Paraguayan elections flew under the media radar — and, perhaps, Washington’s as well — this past weekend as Latin America got its latest leftist leader in Fernando Lugo.
Reports feted Lugo — a Roman Catholic bishop suspended by the Vatican for his political aspirations (his 2006 resignation request was denied) resting on Marxist “liberation theology” — as turning power away from conservatives for the first time in more than six decades, and reiterated his reputation as a man of the poor in a country where 32 percent of residents live below the poverty line.
But the real story was captured on the Web site of the Bolivarian Republic of Venezuela, where a bold headline led the home page: “President Chavez congratulates the new president of Paraguay, Fernando Lugo.” Since Hugo Chavez doesn’t offer such warm tidings to everyone — he likely wishes leprosy upon presidents Alvaro Uribe of Colombia or Felipe Calderon of Mexico, for instance — one immediately pays attention.
But are they just brothers in populism, or staunch allies-in-waiting?
The story on Chavez’s Web site said that Chavez had hopped on the horn for a “friendly telephone conversation” to congratulate Lugo. Chavez’s communique lauded “brother” Paraguay for its “political maturity,” words that wouldn’t have escaped his lips if Blanca Ovelar of the ruling conservative Colorado Party had won.
A simple majority was all that was needed to win the election. Lugo, who takes office Aug. 15 and is called the “Red Bishop” by foes, had more than 40 percent of the votes when Ovelar, the first woman to compete for the Paraguayan presidency, conceded with about 30 percent of the vote.
Chavez’s communique continued to say that both he and Lugo were eager to “meet as soon as possible” to map out plans for their “cooperation.”

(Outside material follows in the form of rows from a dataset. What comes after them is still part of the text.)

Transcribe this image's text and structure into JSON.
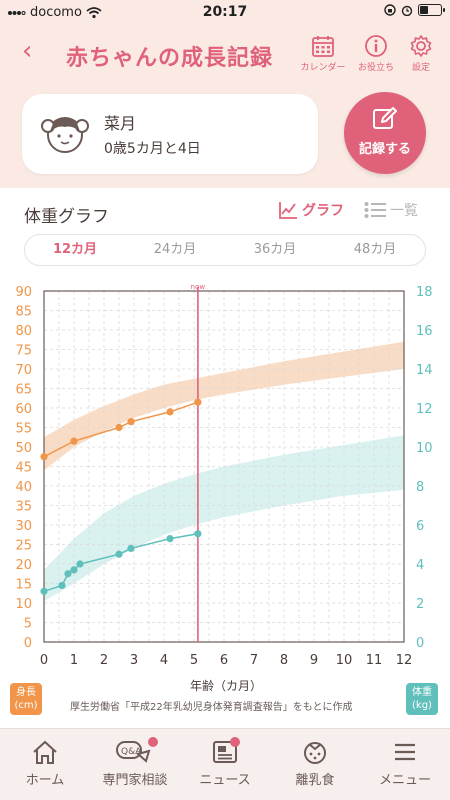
{
  "status": {
    "carrier": "docomo",
    "time": "20:17"
  },
  "header": {
    "back_icon": "chevron-left-icon",
    "title": "赤ちゃんの成長記録",
    "buttons": [
      {
        "icon": "calendar-icon",
        "label": "カレンダー"
      },
      {
        "icon": "info-icon",
        "label": "お役立ち"
      },
      {
        "icon": "gear-icon",
        "label": "設定"
      }
    ]
  },
  "profile": {
    "name": "菜月",
    "age": "0歳5カ月と4日"
  },
  "record_button": {
    "label": "記録する"
  },
  "graph_section": {
    "title": "体重グラフ",
    "view_graph": "グラフ",
    "view_list": "一覧",
    "tabs": [
      "12カ月",
      "24カ月",
      "36カ月",
      "48カ月"
    ],
    "active_tab": 0
  },
  "chart_data": {
    "type": "line",
    "xlabel": "年齢（カ月）",
    "xlim": [
      0,
      12
    ],
    "x_ticks": [
      0,
      1,
      2,
      3,
      4,
      5,
      6,
      7,
      8,
      9,
      10,
      11,
      12
    ],
    "left_axis": {
      "ylim": [
        0,
        90
      ],
      "ticks": [
        0,
        5,
        10,
        15,
        20,
        25,
        30,
        35,
        40,
        45,
        50,
        55,
        60,
        65,
        70,
        75,
        80,
        85,
        90
      ]
    },
    "right_axis": {
      "ylim": [
        0,
        18
      ],
      "ticks": [
        0,
        2,
        4,
        6,
        8,
        10,
        12,
        14,
        16,
        18
      ]
    },
    "now_marker": {
      "label": "now",
      "x": 5.13
    },
    "series": [
      {
        "axis": "left",
        "color": "#f0954a",
        "points": [
          [
            0,
            47.5
          ],
          [
            1,
            51.5
          ],
          [
            2.5,
            55
          ],
          [
            2.9,
            56.5
          ],
          [
            4.2,
            59
          ],
          [
            5.13,
            61.5
          ]
        ]
      },
      {
        "axis": "right",
        "color": "#5fbfbb",
        "points": [
          [
            0,
            2.6
          ],
          [
            0.6,
            2.9
          ],
          [
            0.8,
            3.5
          ],
          [
            1,
            3.7
          ],
          [
            1.2,
            4.0
          ],
          [
            2.5,
            4.5
          ],
          [
            2.9,
            4.8
          ],
          [
            4.2,
            5.3
          ],
          [
            5.13,
            5.55
          ]
        ]
      }
    ],
    "bands": [
      {
        "axis": "left",
        "color": "#f7d0b2",
        "lower": [
          [
            0,
            44
          ],
          [
            1,
            50
          ],
          [
            2,
            54
          ],
          [
            3,
            57.5
          ],
          [
            4,
            60
          ],
          [
            5,
            62
          ],
          [
            6,
            63.5
          ],
          [
            8,
            66
          ],
          [
            10,
            68
          ],
          [
            12,
            70
          ]
        ],
        "upper": [
          [
            0,
            52.5
          ],
          [
            1,
            57
          ],
          [
            2,
            60.5
          ],
          [
            3,
            63.5
          ],
          [
            4,
            66
          ],
          [
            5,
            67.5
          ],
          [
            6,
            69
          ],
          [
            8,
            72
          ],
          [
            10,
            74.5
          ],
          [
            12,
            77
          ]
        ]
      },
      {
        "axis": "right",
        "color": "#cdeee9",
        "lower": [
          [
            0,
            2.1
          ],
          [
            1,
            3.0
          ],
          [
            2,
            4.0
          ],
          [
            3,
            4.8
          ],
          [
            4,
            5.5
          ],
          [
            5,
            6.0
          ],
          [
            6,
            6.4
          ],
          [
            8,
            7.0
          ],
          [
            10,
            7.5
          ],
          [
            12,
            7.8
          ]
        ],
        "upper": [
          [
            0,
            3.7
          ],
          [
            1,
            5.3
          ],
          [
            2,
            6.6
          ],
          [
            3,
            7.5
          ],
          [
            4,
            8.1
          ],
          [
            5,
            8.6
          ],
          [
            6,
            9.0
          ],
          [
            8,
            9.6
          ],
          [
            10,
            10.1
          ],
          [
            12,
            10.6
          ]
        ]
      }
    ]
  },
  "axis_tags": {
    "left_title": "身長",
    "left_unit": "(cm)",
    "right_title": "体重",
    "right_unit": "(kg)"
  },
  "source_note": "厚生労働省「平成22年乳幼児身体発育調査報告」をもとに作成",
  "bottom_nav": [
    {
      "icon": "home-icon",
      "label": "ホーム",
      "badge": false
    },
    {
      "icon": "qa-icon",
      "label": "専門家相談",
      "badge": true
    },
    {
      "icon": "news-icon",
      "label": "ニュース",
      "badge": true
    },
    {
      "icon": "baby-food-icon",
      "label": "離乳食",
      "badge": false
    },
    {
      "icon": "menu-icon",
      "label": "メニュー",
      "badge": false
    }
  ]
}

In speaking with McClatchy Newspapers, Lugo voiced the same kumbaya sentiments about Chavez: “We have to get to know each other sometime. So many things have happened, and we’ve never met. He wants to meet me, and I want to meet him.”
But proving that Chavez isn’t the only cog — just the squeakiest — in the Marxist turn of Latin America, Ecuador’s president jubilantly busted out some Fidel-speak to hail Lugo’s election.
“The triumph of comrade Fernando Lugo is … yet another stone in the foundation of this new Latin America that is just, sovereign, independent — and why not, socialist,” Rafael Correa said as Argentina’s leftist President Cristina Fernandez visited. Fernandez, the wife of the last leftist Argentine leader, Nestor Kirchner, got off to her own socialist start by
decreeing dramatic increases in export taxes for soya beans — and got a crippling farmers’ strike in return.
Nicaraguan President Daniel Ortega waxed poetic about “the feeling that today we Latin Americans share, of counting on one more brother in building this alliance of the people for true democracy and independence.”
If Lugo — who has told the Associated Press he wouldn’t be “submissive” to Washington or others — has publicly shied away from the tango with Chavez and clan up to this point, the courtship is about to begin in force. And if you’re known by your fan club, one expects nothing less than Paraguay joining the club of Venezuela, Bolivia, Ecuador, Nicaragua, and their softer-in-rhetoric yet solidly left cousins.
Lugo’s Patriotic Alliance for Change is a decidedly center-left coalition of groups ranging from the Broad Front to the Movement for Socialism that united with the single-minded purpose of ousting the Colorado Party from power. (Though, given Paraguay’s history, many will just be happy to have a bloodless transfer of power.) Additionally, no single party will dominate the country’s congress, meaning that Lugo will have to be open to internal
deal-cutting — or, depending on his ensuing leadership style or the strength of his coalition, intimidating or otherwise forcing the hand of the right.
Lugo told McClatchy that his economic vision includes “building an alliance between private enterprise and the state … We need to use our creativity and create a new Paraguayan model that comes from the Paraguayan reality.”
But Lugo — called “the bishop of the poor” by his fans — has promised property to all of the country’s landless peasants, and that has to be taken from somebody to redistribute. Lugo’s supporters, according to The Independent, even hooked up thousands of migrant workers in Argentina with free train rides back to the Paraguayan border so they could vote for the suspended bishop.
Does all of this mean that Lugo will reach the point of nationalizing industry — he claimed during the campaign, while trying to convince voters he wouldn’t be a Hugo doppelganger, that he wouldn’t — or that Paraguay, a renowned transit point for weapons, drugs, and even Hezbollah, will back up Chavez in his quest to unite Latin America in his socialist utopia and strike out at U.S. “imperialism”?
A little bit of Chavez’s discount oil could buy a lot of loyalty.
Bridget Johnson is a columnist at the Los Angeles Daily News.